Miss Diana K. Powell, appellant pro se.

Mr. Benjamin W. Dulany, Washington, D. C., for appellees.

Before PRETTYMAN, Chief Judge, and WASHINGTON and BURGER, Circuit Judges.

PRETTYMAN, Chief Judge.

Appellees were named executors under an instrument alleged to be the last will and testament of Lucy Powell, deceased. That will was admitted to probate at the decedent's domicile in New Jersey, and appellees were appointed executors. These domiciliary executors obtained ancillary letters of administration in the District of Columbia in order to collect and gather decedent's assets located here. In due course appellees, after appropriate notice to appellant, filed their first and final account. Appellant, a residuary beneficiary under the will, and niece of the decedent,1  thereupon filed a "motion to except claim for fees and commission, to substitute next of kin for administration, and to enjoin present ancillary executors from removing assets of estate from the jurisdiction pending determination of issues at domicile". That motion was denied, and thereafter the account was approved by the District Court sitting in Probate.

A commission to the ancillary executors of approximately 2.5 per cent of the amount of the ancillary estate and attorneys' fees in approximately the same amount were allowed. The question before us on this appeal is the correctness of these allowances.

Appellant's primary contention is that the District Court could not allow such fees and commission to the ancillary executors until the validity of the will was finally determined by the domiciliary court. However there is nothing in the record before us to indicate that a caveat is pending or immediately contemplated at the domicile. The record merely indicates that attempts at amicable settlement bore no fruit. Upon the record before us we cannot hold that the District Court abused its discretion in allowing the fees and commission. That court acted within the limits of the statute.2 

This court, in Brosnan v. Fox,3  held that an executor is not entitled to any commission until the administration is closed and a final settlement approved. This rule was adopted to make certain that the statutory maximum commission of 10 per cent of the inventory would not be exceeded. The Brosnan rule, when applied to an ancillary administration, contemplates award of commissions upon the approval of the final account, which closes the ancillary administration.
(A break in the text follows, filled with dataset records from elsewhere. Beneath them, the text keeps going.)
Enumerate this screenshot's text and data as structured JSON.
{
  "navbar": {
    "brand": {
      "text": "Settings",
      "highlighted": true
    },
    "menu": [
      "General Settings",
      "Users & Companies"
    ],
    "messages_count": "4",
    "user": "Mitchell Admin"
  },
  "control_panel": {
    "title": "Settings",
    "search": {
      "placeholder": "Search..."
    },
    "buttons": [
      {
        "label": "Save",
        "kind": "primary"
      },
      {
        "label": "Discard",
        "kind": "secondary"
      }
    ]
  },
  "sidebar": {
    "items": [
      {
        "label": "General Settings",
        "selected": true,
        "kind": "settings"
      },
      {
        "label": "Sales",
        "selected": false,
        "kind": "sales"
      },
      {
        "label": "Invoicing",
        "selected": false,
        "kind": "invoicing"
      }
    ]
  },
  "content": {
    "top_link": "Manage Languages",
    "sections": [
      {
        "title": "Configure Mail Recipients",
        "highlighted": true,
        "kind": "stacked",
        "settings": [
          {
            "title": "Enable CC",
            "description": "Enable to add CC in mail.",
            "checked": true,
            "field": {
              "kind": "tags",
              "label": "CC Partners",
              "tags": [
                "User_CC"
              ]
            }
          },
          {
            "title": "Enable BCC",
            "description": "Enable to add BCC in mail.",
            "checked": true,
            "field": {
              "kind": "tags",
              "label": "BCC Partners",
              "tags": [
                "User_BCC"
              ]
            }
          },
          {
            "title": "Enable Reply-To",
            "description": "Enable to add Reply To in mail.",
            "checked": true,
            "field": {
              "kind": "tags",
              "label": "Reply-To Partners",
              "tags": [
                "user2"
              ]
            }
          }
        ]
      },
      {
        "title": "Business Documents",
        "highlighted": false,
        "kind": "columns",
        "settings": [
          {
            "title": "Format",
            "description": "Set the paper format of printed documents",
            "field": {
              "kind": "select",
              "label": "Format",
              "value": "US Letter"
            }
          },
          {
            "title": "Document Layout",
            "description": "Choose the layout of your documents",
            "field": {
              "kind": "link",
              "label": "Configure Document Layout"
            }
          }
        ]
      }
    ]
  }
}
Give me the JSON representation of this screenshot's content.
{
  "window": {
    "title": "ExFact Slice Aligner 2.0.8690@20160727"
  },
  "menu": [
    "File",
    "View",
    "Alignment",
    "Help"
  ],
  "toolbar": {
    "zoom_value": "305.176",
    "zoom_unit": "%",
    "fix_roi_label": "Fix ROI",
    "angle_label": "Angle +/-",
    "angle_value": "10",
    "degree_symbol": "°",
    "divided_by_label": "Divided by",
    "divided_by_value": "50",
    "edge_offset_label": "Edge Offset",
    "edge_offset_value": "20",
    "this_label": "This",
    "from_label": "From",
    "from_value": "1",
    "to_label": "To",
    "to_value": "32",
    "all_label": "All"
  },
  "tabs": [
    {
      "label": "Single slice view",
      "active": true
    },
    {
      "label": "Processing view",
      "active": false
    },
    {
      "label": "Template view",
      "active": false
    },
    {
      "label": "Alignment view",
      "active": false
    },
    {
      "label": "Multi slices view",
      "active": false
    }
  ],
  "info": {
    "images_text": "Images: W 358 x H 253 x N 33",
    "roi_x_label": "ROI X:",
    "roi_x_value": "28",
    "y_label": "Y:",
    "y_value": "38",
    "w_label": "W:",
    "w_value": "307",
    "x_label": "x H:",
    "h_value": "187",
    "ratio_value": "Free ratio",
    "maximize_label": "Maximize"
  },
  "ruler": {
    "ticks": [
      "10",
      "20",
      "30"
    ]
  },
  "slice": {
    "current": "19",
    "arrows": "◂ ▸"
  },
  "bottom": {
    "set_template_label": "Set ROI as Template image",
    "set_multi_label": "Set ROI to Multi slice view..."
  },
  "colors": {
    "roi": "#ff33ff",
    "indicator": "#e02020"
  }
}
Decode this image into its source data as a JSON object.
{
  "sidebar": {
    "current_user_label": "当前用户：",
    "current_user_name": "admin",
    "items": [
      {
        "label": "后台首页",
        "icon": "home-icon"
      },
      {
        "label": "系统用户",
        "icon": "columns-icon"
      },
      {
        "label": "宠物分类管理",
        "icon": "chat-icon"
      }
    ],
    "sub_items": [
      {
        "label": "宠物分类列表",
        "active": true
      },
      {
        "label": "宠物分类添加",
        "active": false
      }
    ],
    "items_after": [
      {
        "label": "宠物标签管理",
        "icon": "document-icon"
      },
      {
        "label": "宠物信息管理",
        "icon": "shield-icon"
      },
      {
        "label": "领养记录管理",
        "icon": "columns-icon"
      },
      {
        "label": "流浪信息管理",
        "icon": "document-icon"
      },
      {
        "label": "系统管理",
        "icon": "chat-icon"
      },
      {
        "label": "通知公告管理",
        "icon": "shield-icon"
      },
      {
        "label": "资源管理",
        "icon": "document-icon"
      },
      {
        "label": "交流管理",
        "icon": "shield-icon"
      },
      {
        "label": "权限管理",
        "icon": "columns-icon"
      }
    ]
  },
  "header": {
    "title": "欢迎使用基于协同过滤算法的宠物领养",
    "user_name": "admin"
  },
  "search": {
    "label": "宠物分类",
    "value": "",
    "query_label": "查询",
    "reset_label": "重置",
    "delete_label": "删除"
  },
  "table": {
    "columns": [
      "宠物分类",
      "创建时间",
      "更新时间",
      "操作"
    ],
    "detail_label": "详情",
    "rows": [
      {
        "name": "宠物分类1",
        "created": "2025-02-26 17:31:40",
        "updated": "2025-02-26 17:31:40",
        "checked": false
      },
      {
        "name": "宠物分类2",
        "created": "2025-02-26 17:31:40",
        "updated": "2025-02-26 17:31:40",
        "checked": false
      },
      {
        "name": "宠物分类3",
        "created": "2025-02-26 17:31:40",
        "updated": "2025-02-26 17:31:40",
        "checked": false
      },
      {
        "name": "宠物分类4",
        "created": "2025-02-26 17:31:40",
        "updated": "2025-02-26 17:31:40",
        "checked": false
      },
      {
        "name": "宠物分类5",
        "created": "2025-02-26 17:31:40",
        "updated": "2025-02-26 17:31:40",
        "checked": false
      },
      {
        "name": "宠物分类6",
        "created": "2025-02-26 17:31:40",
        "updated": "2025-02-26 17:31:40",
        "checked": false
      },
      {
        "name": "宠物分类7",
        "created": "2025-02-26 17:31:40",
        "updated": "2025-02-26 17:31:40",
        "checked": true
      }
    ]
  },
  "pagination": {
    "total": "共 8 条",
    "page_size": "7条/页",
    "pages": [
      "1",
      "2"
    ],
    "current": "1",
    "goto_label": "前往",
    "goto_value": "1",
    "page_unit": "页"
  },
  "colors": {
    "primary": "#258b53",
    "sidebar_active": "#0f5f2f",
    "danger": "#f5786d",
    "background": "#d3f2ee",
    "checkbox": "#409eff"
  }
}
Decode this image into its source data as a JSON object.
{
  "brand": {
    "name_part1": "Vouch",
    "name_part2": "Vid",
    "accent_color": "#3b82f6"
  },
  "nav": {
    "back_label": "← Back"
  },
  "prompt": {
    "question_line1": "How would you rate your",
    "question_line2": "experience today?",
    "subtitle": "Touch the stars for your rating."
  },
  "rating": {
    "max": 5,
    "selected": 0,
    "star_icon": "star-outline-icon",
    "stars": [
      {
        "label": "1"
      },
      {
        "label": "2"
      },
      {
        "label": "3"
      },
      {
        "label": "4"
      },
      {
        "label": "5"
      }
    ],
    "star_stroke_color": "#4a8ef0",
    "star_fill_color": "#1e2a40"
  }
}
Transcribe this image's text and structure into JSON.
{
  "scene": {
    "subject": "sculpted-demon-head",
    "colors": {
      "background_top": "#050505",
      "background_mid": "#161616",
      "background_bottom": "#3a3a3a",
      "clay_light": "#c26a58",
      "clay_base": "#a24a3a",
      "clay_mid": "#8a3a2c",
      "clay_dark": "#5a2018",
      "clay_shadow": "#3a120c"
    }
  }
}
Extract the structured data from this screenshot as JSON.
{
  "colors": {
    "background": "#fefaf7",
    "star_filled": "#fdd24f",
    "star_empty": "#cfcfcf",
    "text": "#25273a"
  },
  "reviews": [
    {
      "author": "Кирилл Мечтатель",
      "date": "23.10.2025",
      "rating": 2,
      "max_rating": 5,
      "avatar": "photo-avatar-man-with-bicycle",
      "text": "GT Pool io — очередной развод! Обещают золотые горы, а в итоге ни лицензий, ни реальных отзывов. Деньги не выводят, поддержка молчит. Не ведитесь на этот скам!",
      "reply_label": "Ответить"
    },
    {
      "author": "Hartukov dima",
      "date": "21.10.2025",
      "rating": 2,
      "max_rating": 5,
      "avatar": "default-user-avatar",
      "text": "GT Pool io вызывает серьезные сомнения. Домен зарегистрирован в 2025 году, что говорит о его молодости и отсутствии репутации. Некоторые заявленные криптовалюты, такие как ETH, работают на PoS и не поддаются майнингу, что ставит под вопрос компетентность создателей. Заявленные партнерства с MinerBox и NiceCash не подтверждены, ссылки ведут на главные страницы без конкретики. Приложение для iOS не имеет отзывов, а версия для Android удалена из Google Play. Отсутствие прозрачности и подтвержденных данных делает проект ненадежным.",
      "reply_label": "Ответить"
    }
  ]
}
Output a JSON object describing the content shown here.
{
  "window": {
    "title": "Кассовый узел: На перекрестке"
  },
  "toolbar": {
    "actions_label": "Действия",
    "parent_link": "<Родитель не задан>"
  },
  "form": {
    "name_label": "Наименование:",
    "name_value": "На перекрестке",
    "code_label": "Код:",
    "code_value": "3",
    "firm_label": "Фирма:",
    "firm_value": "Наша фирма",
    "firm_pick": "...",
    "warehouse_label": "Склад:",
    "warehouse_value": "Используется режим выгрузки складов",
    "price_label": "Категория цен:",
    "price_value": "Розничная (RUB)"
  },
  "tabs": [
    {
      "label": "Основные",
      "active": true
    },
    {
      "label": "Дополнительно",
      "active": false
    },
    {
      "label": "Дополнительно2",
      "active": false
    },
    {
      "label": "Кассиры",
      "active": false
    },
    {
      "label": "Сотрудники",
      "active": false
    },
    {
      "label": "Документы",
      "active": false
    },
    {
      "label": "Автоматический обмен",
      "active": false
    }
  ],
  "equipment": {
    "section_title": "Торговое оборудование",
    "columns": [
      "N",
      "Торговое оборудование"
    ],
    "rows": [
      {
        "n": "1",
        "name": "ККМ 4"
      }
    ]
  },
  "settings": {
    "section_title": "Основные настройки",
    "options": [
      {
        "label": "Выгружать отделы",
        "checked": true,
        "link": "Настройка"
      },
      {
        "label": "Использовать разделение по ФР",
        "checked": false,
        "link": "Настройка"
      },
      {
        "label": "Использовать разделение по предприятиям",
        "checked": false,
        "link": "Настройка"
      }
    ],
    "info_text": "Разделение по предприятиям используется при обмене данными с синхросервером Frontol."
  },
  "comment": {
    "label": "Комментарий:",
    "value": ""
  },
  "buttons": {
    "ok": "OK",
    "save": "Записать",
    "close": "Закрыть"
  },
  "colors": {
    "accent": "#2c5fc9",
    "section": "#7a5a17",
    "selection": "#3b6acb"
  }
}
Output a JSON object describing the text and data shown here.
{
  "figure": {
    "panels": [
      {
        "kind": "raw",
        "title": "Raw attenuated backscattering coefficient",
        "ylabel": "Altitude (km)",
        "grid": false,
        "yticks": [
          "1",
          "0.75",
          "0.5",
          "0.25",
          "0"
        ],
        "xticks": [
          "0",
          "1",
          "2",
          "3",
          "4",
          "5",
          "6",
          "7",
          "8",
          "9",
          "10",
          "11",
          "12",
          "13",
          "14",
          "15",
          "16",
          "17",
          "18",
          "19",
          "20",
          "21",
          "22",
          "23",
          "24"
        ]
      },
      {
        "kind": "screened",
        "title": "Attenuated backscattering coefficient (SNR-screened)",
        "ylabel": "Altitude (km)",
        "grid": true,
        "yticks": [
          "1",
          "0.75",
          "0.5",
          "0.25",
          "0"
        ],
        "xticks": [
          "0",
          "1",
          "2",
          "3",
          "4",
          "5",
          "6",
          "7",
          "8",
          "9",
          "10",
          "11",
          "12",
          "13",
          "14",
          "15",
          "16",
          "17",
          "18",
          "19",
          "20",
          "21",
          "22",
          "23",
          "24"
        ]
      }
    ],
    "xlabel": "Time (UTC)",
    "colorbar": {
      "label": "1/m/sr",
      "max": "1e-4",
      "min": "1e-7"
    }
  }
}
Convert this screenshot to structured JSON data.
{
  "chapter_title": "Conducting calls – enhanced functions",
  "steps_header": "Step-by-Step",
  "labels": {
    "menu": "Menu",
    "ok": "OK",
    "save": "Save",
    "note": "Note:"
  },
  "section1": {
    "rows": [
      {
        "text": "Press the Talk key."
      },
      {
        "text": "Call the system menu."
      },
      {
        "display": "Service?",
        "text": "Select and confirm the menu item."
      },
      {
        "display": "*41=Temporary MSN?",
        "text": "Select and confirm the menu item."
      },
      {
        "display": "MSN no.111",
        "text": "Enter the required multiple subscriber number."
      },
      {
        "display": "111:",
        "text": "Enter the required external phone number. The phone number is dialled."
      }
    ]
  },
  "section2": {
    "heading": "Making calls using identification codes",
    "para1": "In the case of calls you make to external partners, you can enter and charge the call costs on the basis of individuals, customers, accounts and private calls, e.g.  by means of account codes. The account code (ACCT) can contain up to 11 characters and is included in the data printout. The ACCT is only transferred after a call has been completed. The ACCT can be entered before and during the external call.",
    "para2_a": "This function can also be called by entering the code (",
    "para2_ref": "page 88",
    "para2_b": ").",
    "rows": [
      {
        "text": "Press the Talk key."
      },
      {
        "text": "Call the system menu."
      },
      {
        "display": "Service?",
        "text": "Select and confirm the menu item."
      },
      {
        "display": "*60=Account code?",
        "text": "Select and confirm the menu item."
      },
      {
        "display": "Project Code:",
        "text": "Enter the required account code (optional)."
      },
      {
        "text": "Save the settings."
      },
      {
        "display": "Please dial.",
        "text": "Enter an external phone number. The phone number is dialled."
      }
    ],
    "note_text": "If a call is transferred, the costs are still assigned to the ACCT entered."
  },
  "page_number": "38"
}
Thus it was proper for the District Court to act when it did. While it is true that the 10 per cent limitation in our statute cannot apply outside this jurisdiction, and thus cannot place a limit on commissions to be allowed to the domiciliary executors, we would assume that the domiciliary court, in fixing those commissions, will take into account the payments made to those same persons in their capacity as ancillary executors.



Appellant claims to be decedent's only niece of the whole blood and "nearest next-of-kin"


D.C.Code, § 20-605 (Supp. VII, 1959): "On the other side shall be stated the disbursements by him made, namely: * * * Fourth. His commissions, which shall be at the discretion of the court, not under one per centum nor exceeding ten per centum on the amount of the inventory or inventories, excluding what is lost or perished. Fifth. His allowance for costs, attorneys' fees, and extraordinary expenses which the court may think proper to allow."